Wichtig eingangs zu betonen ist seine Zusammenarbeit mit Peter Handke. Und Wenders ist zuallererst von Orten fasziniert: Er ist ein Wanderer und Entdecker der Bilder, der Architektur als Topoi der Konzentration und Introspektion. „Für mich fangen Filme mit einem Ort an. ‚Himmel über Berlin‘ hat mit der Lust angefangen, in Berlin und in Deutschland zu drehen. Für mich sind die Geschichten und Orte untrennbar verbunden. Ich habe nur einmal einen Film auf der Grundlage einer Geschichte gemacht. Das war ein Fiasko.“


Wenders und Handke legten dem Film eine Art Filmgedicht zugrunde.

„Als das Kind Kind war,

war es die Zeit der folgenden Fragen:

Warum bin ich ich und warum nicht du?

Warum bin ich hier und warum nicht dort?

Wann begann die Zeit und wo endet der Raum?

Ist das Leben unter der Sonne nicht bloß ein Traum?“,

(Auszug aus „Das Lied vom Kindsein“ von Handke)

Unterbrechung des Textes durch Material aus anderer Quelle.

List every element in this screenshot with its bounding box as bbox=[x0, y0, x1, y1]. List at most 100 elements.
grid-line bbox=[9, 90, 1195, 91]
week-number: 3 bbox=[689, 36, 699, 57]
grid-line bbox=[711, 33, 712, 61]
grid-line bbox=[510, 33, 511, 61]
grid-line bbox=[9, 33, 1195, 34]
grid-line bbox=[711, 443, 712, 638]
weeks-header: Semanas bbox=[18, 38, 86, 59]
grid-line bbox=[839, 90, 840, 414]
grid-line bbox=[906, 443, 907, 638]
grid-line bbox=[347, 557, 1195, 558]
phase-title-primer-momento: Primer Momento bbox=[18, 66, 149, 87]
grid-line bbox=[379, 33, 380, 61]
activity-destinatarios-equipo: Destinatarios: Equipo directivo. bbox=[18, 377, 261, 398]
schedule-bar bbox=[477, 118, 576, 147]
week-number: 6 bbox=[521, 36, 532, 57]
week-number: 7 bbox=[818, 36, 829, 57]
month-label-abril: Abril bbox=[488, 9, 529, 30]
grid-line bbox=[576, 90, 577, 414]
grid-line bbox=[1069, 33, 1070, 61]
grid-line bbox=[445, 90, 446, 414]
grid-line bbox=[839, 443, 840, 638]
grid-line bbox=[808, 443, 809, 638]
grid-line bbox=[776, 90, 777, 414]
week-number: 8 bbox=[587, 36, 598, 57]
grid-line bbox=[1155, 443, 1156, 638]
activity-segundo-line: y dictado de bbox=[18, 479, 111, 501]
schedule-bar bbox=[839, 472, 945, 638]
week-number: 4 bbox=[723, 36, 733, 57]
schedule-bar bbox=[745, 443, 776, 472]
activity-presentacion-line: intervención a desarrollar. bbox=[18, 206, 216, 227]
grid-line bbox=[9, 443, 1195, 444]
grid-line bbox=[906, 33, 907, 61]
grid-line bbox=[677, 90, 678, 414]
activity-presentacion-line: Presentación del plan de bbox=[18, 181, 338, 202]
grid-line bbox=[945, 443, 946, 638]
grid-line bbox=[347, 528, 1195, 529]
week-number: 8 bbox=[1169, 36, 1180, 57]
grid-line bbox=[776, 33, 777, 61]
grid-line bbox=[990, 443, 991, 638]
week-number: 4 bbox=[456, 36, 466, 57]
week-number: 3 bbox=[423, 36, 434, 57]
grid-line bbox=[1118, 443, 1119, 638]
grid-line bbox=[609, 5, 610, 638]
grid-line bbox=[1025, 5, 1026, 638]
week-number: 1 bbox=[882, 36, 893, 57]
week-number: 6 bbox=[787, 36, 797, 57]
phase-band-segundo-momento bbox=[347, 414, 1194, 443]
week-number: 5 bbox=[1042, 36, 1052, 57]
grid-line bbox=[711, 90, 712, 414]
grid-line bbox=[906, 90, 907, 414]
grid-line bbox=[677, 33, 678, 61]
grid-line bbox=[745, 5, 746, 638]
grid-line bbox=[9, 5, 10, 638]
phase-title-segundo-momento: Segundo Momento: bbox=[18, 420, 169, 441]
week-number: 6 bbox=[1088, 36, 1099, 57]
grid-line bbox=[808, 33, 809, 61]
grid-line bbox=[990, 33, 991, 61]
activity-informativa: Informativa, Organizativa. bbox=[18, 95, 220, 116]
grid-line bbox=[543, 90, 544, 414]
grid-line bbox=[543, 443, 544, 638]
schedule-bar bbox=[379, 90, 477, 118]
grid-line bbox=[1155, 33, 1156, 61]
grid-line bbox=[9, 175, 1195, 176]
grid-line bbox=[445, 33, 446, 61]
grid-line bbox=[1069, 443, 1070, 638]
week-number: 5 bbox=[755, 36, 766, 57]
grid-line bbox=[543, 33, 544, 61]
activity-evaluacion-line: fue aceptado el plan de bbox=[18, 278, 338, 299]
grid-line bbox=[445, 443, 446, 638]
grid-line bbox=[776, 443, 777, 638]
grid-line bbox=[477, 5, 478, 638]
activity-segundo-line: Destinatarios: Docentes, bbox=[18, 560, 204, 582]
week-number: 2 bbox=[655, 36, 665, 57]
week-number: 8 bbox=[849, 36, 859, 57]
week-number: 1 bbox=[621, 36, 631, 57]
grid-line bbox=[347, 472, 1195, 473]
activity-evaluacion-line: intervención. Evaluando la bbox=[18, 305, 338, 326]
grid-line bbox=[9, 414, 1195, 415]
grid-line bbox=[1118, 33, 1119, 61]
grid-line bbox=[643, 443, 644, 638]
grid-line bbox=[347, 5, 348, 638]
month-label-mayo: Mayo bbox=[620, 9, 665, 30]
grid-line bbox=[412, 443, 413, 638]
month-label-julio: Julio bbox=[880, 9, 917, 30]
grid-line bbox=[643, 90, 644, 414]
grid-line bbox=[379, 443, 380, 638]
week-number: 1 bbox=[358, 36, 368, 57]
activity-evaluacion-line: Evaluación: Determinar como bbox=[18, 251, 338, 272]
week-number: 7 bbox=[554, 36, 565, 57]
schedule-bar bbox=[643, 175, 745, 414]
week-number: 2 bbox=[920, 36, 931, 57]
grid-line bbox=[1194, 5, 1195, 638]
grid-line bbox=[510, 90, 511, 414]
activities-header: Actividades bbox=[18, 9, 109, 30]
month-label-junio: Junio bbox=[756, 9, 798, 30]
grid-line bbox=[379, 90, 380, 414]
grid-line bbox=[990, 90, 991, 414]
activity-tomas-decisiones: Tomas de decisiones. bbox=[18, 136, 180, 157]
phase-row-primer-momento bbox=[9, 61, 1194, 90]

murmelt Engel Damiel, verkörpert von Bruno Ganz, wenn er durch die Straßen Berlins streift, begleitet von Engel Cassiel (Otto Sanders), den Gedanken und Gesprächsfetzen der Sterblichen lauscht und sich mit größer werdender Neugierde nach einer irdischen Existenz sehnt, immer empathischer deren Leidenschaften, Sehnsüchte, Kummer und Schmerz fühlend. Er verliebt sich schließlich in die schwebende Akrobatin Marion in einem kleinen Zirkus und tauscht seine geistige Existenz in die irdische ein – ab diesem Zeitpunkt kommt Farbe in die Bilder. Das ist allerdings nicht die Geschichte des Films, denn dieser Film hat keine Geschichte. Er ist vielmehr ein Erkunden der Orte dieser Stadt und ihrer Geschichte. Ein Umherwandern in Räumen, ein Erschließen von Urbanität.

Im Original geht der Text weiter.